Since the beginning of China’s reform and opening in 1978, China has relied on investment, capital accumulation and manufacturing and exports to drive growth. While this growth model has succeed in lifting 500 million people out of poverty and making China the world’s second- largest economy behind the US, it has run its course, especially after the 2008 global economic crisis.
China is currently in the midst of a transition away from reliance on exports to consumption and services, and some of the goals put forth in the 12th FYP were successfully met.
Consumption and services already account for more than half of GDP and China’s urbanization rate also crossed the 50% threshold. Acknowledging the fast greying population, authorities have also gradually eased and eventually abolished the onechild policy.
But when the global economic crisis hit in 2008, China responded with a massive CNY4 trillion-stimulus (subsequently followed by further stimulus packages), leading to some of the structural excesses mentioned by policy makers, such as massive overcapacity in steel, coal and other traditional industries. Barclays estimates the general government deficit in 2015 widened to 3.4% of GDP, above the 2.3% budgeted deficit. Taken together with local government debt and weaknesses in the banking system, this raises questions about the government’s ability to deliver further fiscal stimulus.
Faced with faltering global growth and several stock-market routes since last summer, China’s central bank took several steps including repeatedly cutting required reserve ratios for banks and devaluing the Chinese yuan (or renminbi). Not all of China’s economy is slowing down – in fact, high-tech and e-commerce are thriving.
As part of the new five-year plan, China plans to restructure industries, which may lead to layoffs of millions of workers, and this has already led to worker protest, especially in China’s “rust-belt” northeast provinces.
At the NPC’s concluding press conference, Premier Li voiced confidence over the government’s ability to balance cyclical support with structural reform. Li said the structural reform can unleash new vitality and the government can cut back bloated industries without mass layoffs.
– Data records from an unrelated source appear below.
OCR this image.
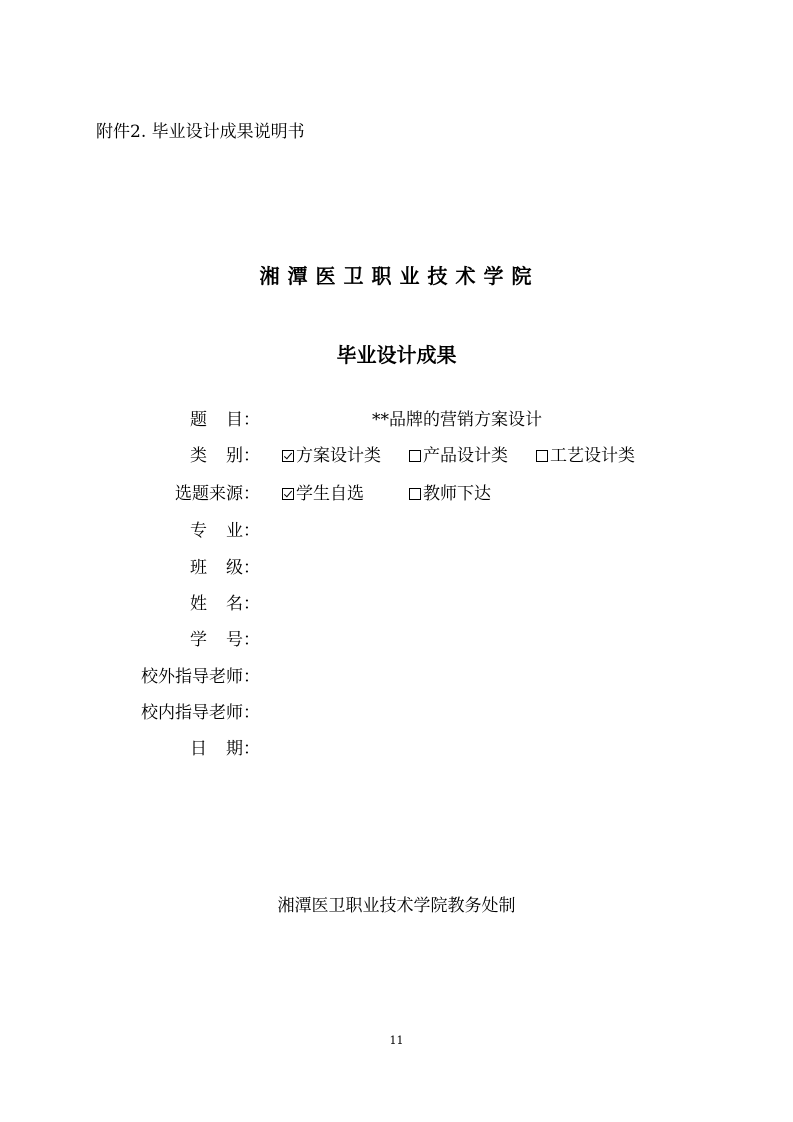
附件2. 毕业设计成果说明书
湘潭医卫职业技术学院
毕业设计成果
题 目：	**品牌的营销方案设计
类 别： 方案设计类 产品设计类 工艺设计类
选题来源： 学生自选	教师下达
专 业：
班 级：
姓 名：
学 号：
校外指导老师：
校内指导老师：
日 期：
湘潭医卫职业技术学院教务处制
11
Li said the government could still offer more aid for laid-off workers, in addition to a CNY100 billion ($15.3 billion) fund announced in February aimed at relocating workers who lose their jobs.
The government has set a target of adding 50 million new jobs in the coming five years, and plans to further promote urbanization in order to solve the problem of hukou, which reduces workforce mobility by tying people to their household registration location and preventing access to quality services.
The achieve Xi’s goal of doubling China’s GDP by 2020 from 2010 levels, the government said the economy needs to grow by an average of 6.5% over the 2016-2020 period, and that is the goal set in the 13th FYP.
Some economists expect the government to resort to further monetary stimulus in order to achieve this goal, even though at the last G20 meeting in Shanghai in late February, leaders have promised not to resort to “competitive devaluation.”
But questions remain over the remaining firepower in the government’s arsenal, and its ability to execute painful reforms in the face of political opposition and social unrest.
A lot is at stake and the global economy needs China to succeed.
The author is the founding director of The Chinese Media Center (CMC), at the School of Media Studies of The College of Management Academic Studies, Rishon LeZion.